Sin embargo, la otra cara de este trabajo literario es el pensador
reaccionario que nunca se cansó, como otros de sus predecesores eslavófilos
(Dostoievski, Rozánov), de negar la Ilustración y la Revolución francesa, de
echar en cara a Occidente su liberalismo, su "mediocridad" espiritual
y su "error materialista". Ese Solzhenitsyn predicador de la
ortodoxia como "la verdadera fe de Rusia", crítico del bolchevismo en
tanto martirio de una nación que deberá volver sobre sus raíces para no
perecer, se arrastró también por todos los tópicos del antisemitismo, un
delirio etnicista lleno de frases que darían risa si no planeara sobre ellos la
sombra de un destino macabro y la obsesión nacionalista de Putin.

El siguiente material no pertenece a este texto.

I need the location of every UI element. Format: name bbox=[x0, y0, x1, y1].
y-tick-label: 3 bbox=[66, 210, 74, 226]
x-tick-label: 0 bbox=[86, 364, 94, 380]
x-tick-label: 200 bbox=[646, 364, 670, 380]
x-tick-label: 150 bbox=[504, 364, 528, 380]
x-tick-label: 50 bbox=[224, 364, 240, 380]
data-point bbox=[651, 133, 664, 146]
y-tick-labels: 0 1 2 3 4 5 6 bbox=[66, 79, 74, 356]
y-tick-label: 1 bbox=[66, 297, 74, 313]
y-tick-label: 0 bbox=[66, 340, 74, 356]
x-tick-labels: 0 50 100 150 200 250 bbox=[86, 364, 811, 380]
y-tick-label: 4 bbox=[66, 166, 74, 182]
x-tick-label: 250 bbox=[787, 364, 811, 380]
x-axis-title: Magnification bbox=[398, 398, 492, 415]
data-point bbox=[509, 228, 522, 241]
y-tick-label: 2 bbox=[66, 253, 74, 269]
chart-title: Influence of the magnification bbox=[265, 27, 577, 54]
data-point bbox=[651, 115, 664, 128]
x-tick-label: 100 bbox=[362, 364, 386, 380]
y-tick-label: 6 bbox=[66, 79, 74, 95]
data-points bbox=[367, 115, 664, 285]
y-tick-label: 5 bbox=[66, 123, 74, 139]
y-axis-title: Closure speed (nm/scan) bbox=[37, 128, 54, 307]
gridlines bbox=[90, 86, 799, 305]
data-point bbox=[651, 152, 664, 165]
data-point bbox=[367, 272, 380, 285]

A propósito de Gogol y su terrible dependencia del pope Matvei, Cioran
advertía el terrible proceso del que fueron víctimas algunos escritores rusos:
"cuando los dones de un escritor se agotan, la vacante de su inspiración
la ocupan las inepcias de un director espiritual". Solzhenitsyn
fue, al mismo tiempo, ese escritor dotado y ese director espiritual que se
dedica a apagar los rescoldos de su propio talento. Sin embargo, su centenario
se celebra ahora por todo lo alto en Rusia y en Francia, con debates,
conferencias, polémicas. Nada parecido habrá en España, donde los lectores aún
esperan para poder leer los fragmentos autobiográficos de Ugodilo
zernyshko promezh dvukh zhernovov (El pequeño grano logró aterrizar
entre dos piedras de molino), tal vez el libro más importante de memorias
que haya publicado cualquier autor ruso en las últimas tres décadas.